Non-referential indices or “pure” indices do not contribute to the semantico-referential value of a speech event yet “signal some particular value of one or more contextual variables” [9]. Non-referential indices encode certain metapragmatic elements of a speech event’s context through linguistic variations. The degree of variation in non-referential indices is considerable and serves to infuse the speech event with, at times, multiple levels of pragmatic “meaning” [8]. Of particular note are: sex/gender indices, deference indices (including the affinal taboo index), affect indices, as well as the phenomena of phonological hypercorrection and social identity indexicality.

 

In much of the research currently conducted upon various phenomena of non-referential indexicality, there is an increased interest in not only what is called first-order indexicality, but subsequent second-order as well as “higher-order” levels of indexical meaning. First-order indexicality can be defined as the first level of pragmatic meaning that is drawn from an utterance. For example, instances of deference indexicality such as the variation between informal “tu” and the more formal “vous” in French (see T/V deference indexes) indicate a speaker/addressee communicative relationship built upon the values of 'power' and 'solidarity' possessed by the interlocutors [2]. When a speaker addresses somebody using the V-form instead of the T-form, they index (via first-order indexicality) their understanding of the need for deference to the addressee. In other words, they perceive an incongruence between their level of ‘power’ and/or ‘solidarity’, and that of their interlocutor and employ a more formal way of addressing that person to suit the contextual constraints of the speech event.

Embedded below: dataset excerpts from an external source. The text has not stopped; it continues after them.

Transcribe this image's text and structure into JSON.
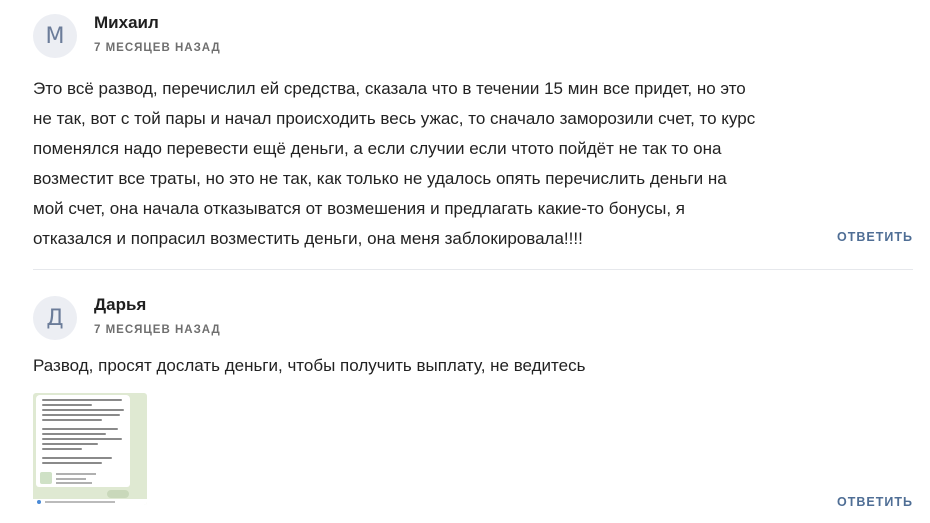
{
  "comments": [
    {
      "avatar_letter": "М",
      "author": "Михаил",
      "time": "7 МЕСЯЦЕВ НАЗАД",
      "lines": [
        "Это всё развод, перечислил ей средства, сказала что в течении 15 мин все придет, но это",
        "не так, вот с той пары и начал происходить весь ужас, то сначало заморозили счет, то курс",
        "поменялся надо перевести ещё деньги, а если случии если чтото пойдёт не так то она",
        "возместит все траты, но это не так, как только не удалось опять перечислить деньги на",
        "мой счет, она начала отказыватся от возмешения и предлагать какие-то бонусы, я",
        "отказался и попрасил возместить деньги, она меня заблокировала!!!!"
      ],
      "reply_label": "ОТВЕТИТЬ"
    },
    {
      "avatar_letter": "Д",
      "author": "Дарья",
      "time": "7 МЕСЯЦЕВ НАЗАД",
      "lines": [
        "Развод, просят дослать деньги, чтобы получить выплату, не ведитесь"
      ],
      "attachment": "screenshot-thumbnail",
      "reply_label": "ОТВЕТИТЬ"
    }
  ],
  "colors": {
    "author": "#1f1f1f",
    "meta": "#6f6f6f",
    "reply": "#4f6e95",
    "avatar_bg": "#eceef3",
    "avatar_fg": "#6b7c99",
    "divider": "#e6e8ec"
  }
}
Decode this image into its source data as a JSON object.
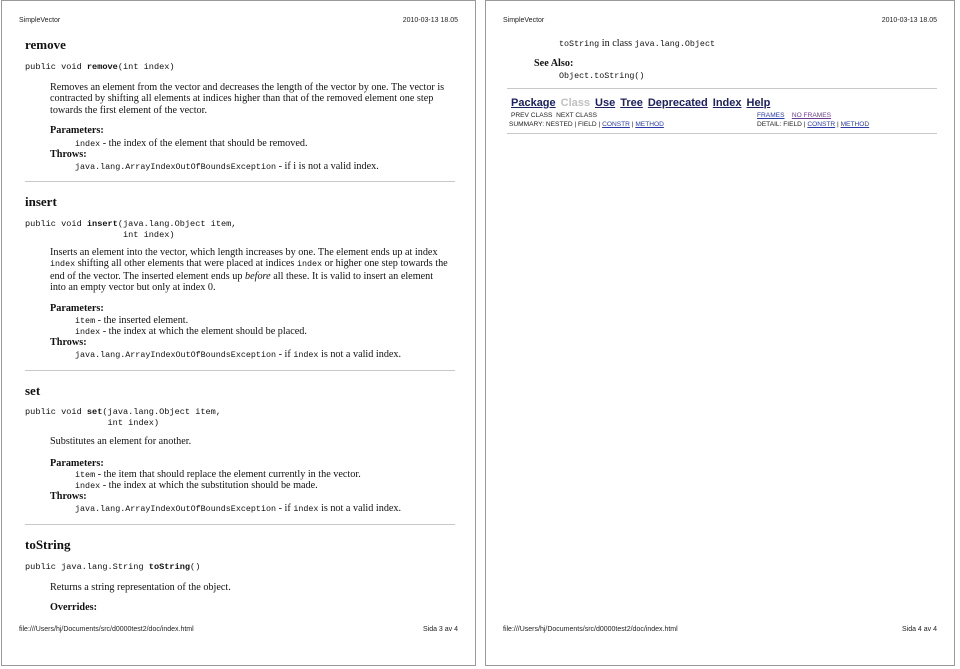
{
  "header": {
    "title": "SimpleVector",
    "timestamp": "2010-03-13 18.05"
  },
  "pages": [
    {
      "footer": {
        "url": "file:///Users/hj/Documents/src/d0000test2/doc/index.html",
        "page_label": "Sida 3 av 4"
      },
      "methods": {
        "remove": {
          "name": "remove",
          "sig_prefix": "public void ",
          "sig_name": "remove",
          "sig_suffix": "(int index)",
          "description": "Removes an element from the vector and decreases the length of the vector by one. The vector is contracted by shifting all elements at indices higher than that of the removed element one step towards the first element of the vector.",
          "params_label": "Parameters:",
          "params": [
            {
              "name": "index",
              "text": " - the index of the element that should be removed."
            }
          ],
          "throws_label": "Throws:",
          "throws": {
            "name": "java.lang.ArrayIndexOutOfBoundsException",
            "text": " - if i is not a valid index."
          }
        },
        "insert": {
          "name": "insert",
          "sig_prefix": "public void ",
          "sig_name": "insert",
          "sig_suffix": "(java.lang.Object item,",
          "sig_line2": "                   int index)",
          "desc_parts": [
            "Inserts an element into the vector, which length increases by one. The element ends up at index ",
            "index",
            " shifting all other elements that were placed at indices ",
            "index",
            " or higher one step towards the end of the vector. The inserted element ends up ",
            "before",
            " all these. It is valid to insert an element into an empty vector but only at index 0."
          ],
          "params_label": "Parameters:",
          "params": [
            {
              "name": "item",
              "text": " - the inserted element."
            },
            {
              "name": "index",
              "text": " - the index at which the element should be placed."
            }
          ],
          "throws_label": "Throws:",
          "throws": {
            "name": "java.lang.ArrayIndexOutOfBoundsException",
            "text_pre": " - if ",
            "code": "index",
            "text_post": " is not a valid index."
          }
        },
        "set": {
          "name": "set",
          "sig_prefix": "public void ",
          "sig_name": "set",
          "sig_suffix": "(java.lang.Object item,",
          "sig_line2": "                int index)",
          "description": "Substitutes an element for another.",
          "params_label": "Parameters:",
          "params": [
            {
              "name": "item",
              "text": " - the item that should replace the element currently in the vector."
            },
            {
              "name": "index",
              "text": " - the index at which the substitution should be made."
            }
          ],
          "throws_label": "Throws:",
          "throws": {
            "name": "java.lang.ArrayIndexOutOfBoundsException",
            "text_pre": " - if ",
            "code": "index",
            "text_post": " is not a valid index."
          }
        },
        "tostring": {
          "name": "toString",
          "sig_prefix": "public java.lang.String ",
          "sig_name": "toString",
          "sig_suffix": "()",
          "description": "Returns a string representation of the object.",
          "overrides_label": "Overrides:"
        }
      }
    },
    {
      "footer": {
        "url": "file:///Users/hj/Documents/src/d0000test2/doc/index.html",
        "page_label": "Sida 4 av 4"
      },
      "overrides": {
        "method": "toString",
        "in_class": " in class ",
        "class": "java.lang.Object"
      },
      "see_also_label": "See Also:",
      "see_also": "Object.toString()",
      "nav": {
        "items": [
          {
            "label": "Package",
            "current": false
          },
          {
            "label": "Class",
            "current": true
          },
          {
            "label": "Use",
            "current": false
          },
          {
            "label": "Tree",
            "current": false
          },
          {
            "label": "Deprecated",
            "current": false
          },
          {
            "label": "Index",
            "current": false
          },
          {
            "label": "Help",
            "current": false
          }
        ],
        "prev_class": "PREV CLASS",
        "next_class": "NEXT CLASS",
        "frames": "FRAMES",
        "no_frames": "NO FRAMES",
        "summary_label": "SUMMARY: NESTED | FIELD | ",
        "summary_constr": "CONSTR",
        "sep": " | ",
        "summary_method": "METHOD",
        "detail_label": "DETAIL: FIELD | ",
        "detail_constr": "CONSTR",
        "detail_method": "METHOD"
      }
    }
  ]
}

Second-order indexicality is concerned with the connection between linguistic variables and the metapragmatic meanings that they encode. For example, a woman is walking down the street in Manhattan and she stops to ask somebody where a McDonalds is. They respond to her talking in a heavy “Brooklyn” accent. She notices this accent and considers a set of possible personal characteristics that might be indexed by it (such as the man’s intelligence, economic situation, and other non-linguistic aspects of his life). The power of language to encode these preconceived “stereotypes” based solely on accent is an example of second-order indexicality (representative of a more complex and subtle system of indexical form than that of first-order indexicality).

Michael Silverstein has also argued that indexical order can transcend levels such as second-order indexicality and discusses higher-order indexicality in terms of what he calls “oinoglossia” or "wine talk" [8].